Elaine77777 / lab-07

Lab 07: Dataset alchemy
Creative Commons Attribution 4.0 International
0 stars 0 forks source link

Lab 07 feedback #1

Open Elaine77777 opened 7 months ago

Elaine77777 commented 7 months ago

1) I learned how to convert rda files into csv files, even though that was not my intention in the first place, but it was a happy accident, and I did learn a lot from it. I also learned how to process data and use 'bing' function to prepare the data for sentiment analysis.

2) I actually found getting started the most challenging, and by that I mean trying to figure out how to install the packages in the first place, but after figuring that out, the rest became relatively easy. Learning about how the key works in class was super helpful.
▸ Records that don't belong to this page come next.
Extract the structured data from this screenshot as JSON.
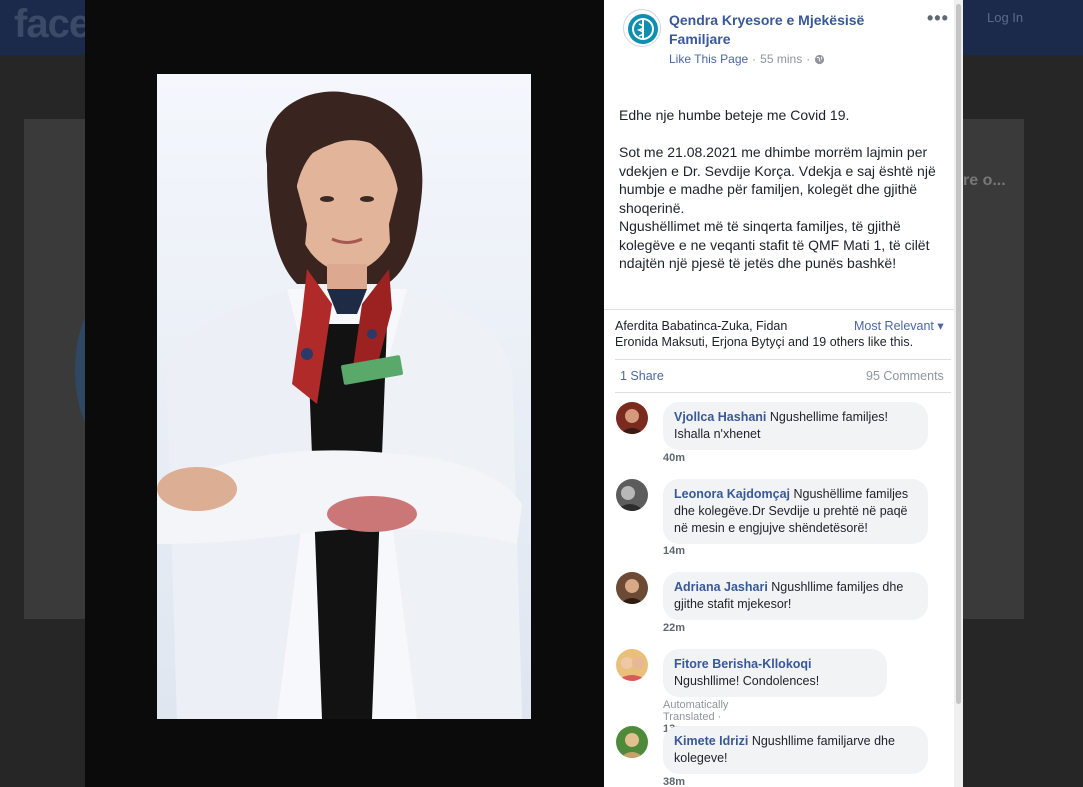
{
  "background": {
    "logo": "face",
    "login": "Log In",
    "card_text": "re o..."
  },
  "post": {
    "page_name": "Qendra Kryesore e Mjekësisë Familjare",
    "like_page": "Like This Page",
    "separator": "·",
    "time": "55 mins",
    "more": "•••",
    "body": "Edhe nje humbe beteje me Covid 19.\n\nSot me 21.08.2021 me dhimbe morrëm lajmin per vdekjen e Dr. Sevdije Korça. Vdekja e saj është një humbje e madhe për familjen, kolegët dhe gjithë shoqerinë.\nNgushëllimet më të sinqerta familjes, të gjithë kolegëve e ne veqanti stafit të QMF Mati 1, të cilët ndajtën një pjesë të jetës dhe punës bashkë!",
    "likers_line1": "Aferdita Babatinca-Zuka, Fidan",
    "likers_line2": "Eronida Maksuti, Erjona Bytyçi and 19 others like this.",
    "most_relevant": "Most Relevant ▾",
    "share": "1 Share",
    "comments_count": "95 Comments"
  },
  "comments": [
    {
      "author": "Vjollca Hashani",
      "text": "Ngushellime familjes! Ishalla n'xhenet",
      "time": "40m",
      "translated": ""
    },
    {
      "author": "Leonora Kajdomçaj",
      "text": "Ngushëllime familjes dhe kolegëve.Dr Sevdije u prehtë në paqë në mesin e engjujve shëndetësorë!",
      "time": "14m",
      "translated": ""
    },
    {
      "author": "Adriana Jashari",
      "text": "Ngushllime familjes dhe gjithe stafit mjekesor!",
      "time": "22m",
      "translated": ""
    },
    {
      "author": "Fitore Berisha-Kllokoqi",
      "text": "Ngushllime! Condolences!",
      "time": "13m",
      "translated": "Automatically Translated"
    },
    {
      "author": "Kimete Idrizi",
      "text": "Ngushllime familjarve dhe kolegeve!",
      "time": "38m",
      "translated": ""
    }
  ],
  "colors": {
    "link": "#385898",
    "muted": "#90949c",
    "bubble": "#f2f3f5"
  }
}
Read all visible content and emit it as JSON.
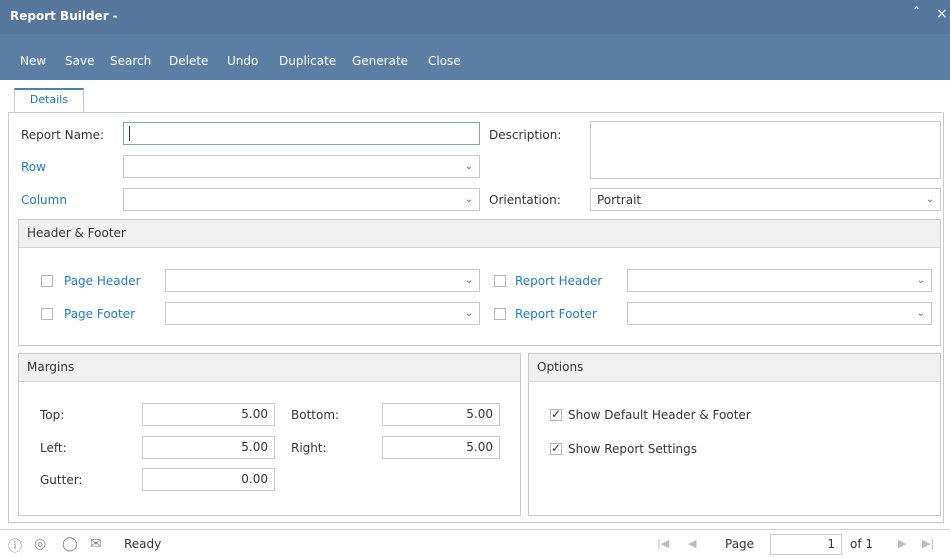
{
  "window": {
    "title": "Report Builder -"
  },
  "toolbar": {
    "new": "New",
    "save": "Save",
    "search": "Search",
    "delete": "Delete",
    "undo": "Undo",
    "duplicate": "Duplicate",
    "generate": "Generate",
    "close": "Close"
  },
  "tabs": {
    "details": "Details"
  },
  "form": {
    "report_name_label": "Report Name:",
    "report_name_value": "",
    "description_label": "Description:",
    "description_value": "",
    "row_label": "Row",
    "row_value": "",
    "column_label": "Column",
    "column_value": "",
    "orientation_label": "Orientation:",
    "orientation_value": "Portrait"
  },
  "header_footer": {
    "title": "Header & Footer",
    "page_header": "Page Header",
    "page_footer": "Page Footer",
    "report_header": "Report Header",
    "report_footer": "Report Footer"
  },
  "margins": {
    "title": "Margins",
    "top_label": "Top:",
    "top_value": "5.00",
    "bottom_label": "Bottom:",
    "bottom_value": "5.00",
    "left_label": "Left:",
    "left_value": "5.00",
    "right_label": "Right:",
    "right_value": "5.00",
    "gutter_label": "Gutter:",
    "gutter_value": "0.00"
  },
  "options": {
    "title": "Options",
    "show_default_header_footer": "Show Default Header & Footer",
    "show_default_header_footer_checked": true,
    "show_report_settings": "Show Report Settings",
    "show_report_settings_checked": true
  },
  "status": {
    "text": "Ready",
    "page_label": "Page",
    "page_value": "1",
    "of_text": "of 1"
  },
  "colors": {
    "titlebar": "#54779b",
    "toolbar": "#5b7fa4",
    "link": "#1f78c8"
  }
}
3) Mostly instructor, but also Chatgpt for debug, which was extremely efficient

4) I would like to know, in the future, suppose that I want to conduct a sentiment analysis with a movie script, do I keep the non-content words, because in this lab, we decided to keep to make the processed dataset as close as possible to the orginally dataset, but do we always do that? The potential resource I will certainly use in the future is still Chatgpt: https://chat.openai.com/

francojc-lin380s24 commented 7 months ago

Great self-assessment. Let me comment on #4. In sentiment analysis, many of the non-content words will not have much meaning. They tend to be function words that by themselves do not add to the overall sentiment. That is why they are usually removed, or ignored. If you are using an algorithm (say vader or sentimentr) that does sentiment analysis at the sentence, paragraph, or document level, you may need to keep these function words as they can/ do contribute to meaning, just not at the word level.